Hieroglyph was a proposed American action-adventure drama series created by Travis Beacham, who served as executive producer on the show along with Katherine Pope, Peter Chernin and Miguel Sapochnik. Sapochnik directed the first episode. The series was produced by 20th Century Fox Television and Chernin Entertainment. Originally scheduled for a spring 2015 premiere, it was announced at the end of June 2014 that Fox had shut down production and canceled the series before airing an episode.

== Cast ==
- Max Brown as Ambrose
- Reece Ritchie as Pharaoh Shai Kanakht
- Condola Rashad as Nefertari Kanakht, the Pharaoh's half-sister
- John Rhys-Davies as Vocifer
- Caroline Ford as Peshet
- Antony Bunsee as Rawser
- Kelsey Chow as Lotus Tenry
- Hal Ozsan as Bek Penroy

== Development ==
On October 17, 2013, Fox announced that it had dropped the pilot stage for Hieroglyph and would straight away commit to a 13-episode season.

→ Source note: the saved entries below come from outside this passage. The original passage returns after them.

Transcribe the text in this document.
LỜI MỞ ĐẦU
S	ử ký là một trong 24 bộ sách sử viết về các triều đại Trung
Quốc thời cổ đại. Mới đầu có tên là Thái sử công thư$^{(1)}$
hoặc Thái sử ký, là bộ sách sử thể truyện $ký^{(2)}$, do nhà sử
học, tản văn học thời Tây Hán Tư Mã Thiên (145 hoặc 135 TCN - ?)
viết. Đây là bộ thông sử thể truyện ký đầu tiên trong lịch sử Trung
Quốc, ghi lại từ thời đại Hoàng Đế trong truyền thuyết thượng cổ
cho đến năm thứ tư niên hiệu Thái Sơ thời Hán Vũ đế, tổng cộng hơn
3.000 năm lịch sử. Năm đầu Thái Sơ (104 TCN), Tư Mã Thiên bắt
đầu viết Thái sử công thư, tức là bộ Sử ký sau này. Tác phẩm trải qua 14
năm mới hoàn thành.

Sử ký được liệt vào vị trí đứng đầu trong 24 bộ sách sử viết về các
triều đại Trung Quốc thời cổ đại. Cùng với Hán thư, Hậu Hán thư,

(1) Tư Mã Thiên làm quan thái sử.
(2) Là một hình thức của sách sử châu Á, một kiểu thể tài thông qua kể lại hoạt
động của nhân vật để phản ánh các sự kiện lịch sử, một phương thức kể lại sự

The first episode was shot in Morocco in early 2014. The series was expected to continue filming in March 2014 in New Mexico at the Albuquerque Studios. Kevin Reilly for Fox Entertainment has stated that "We wanted to do a show about deceit, sex, intrigue in the court and fantastical goings on – no better place to set that than ancient Egypt."

Fox canceled the series in June 2014, saying the series was not coming together the way executives had hoped.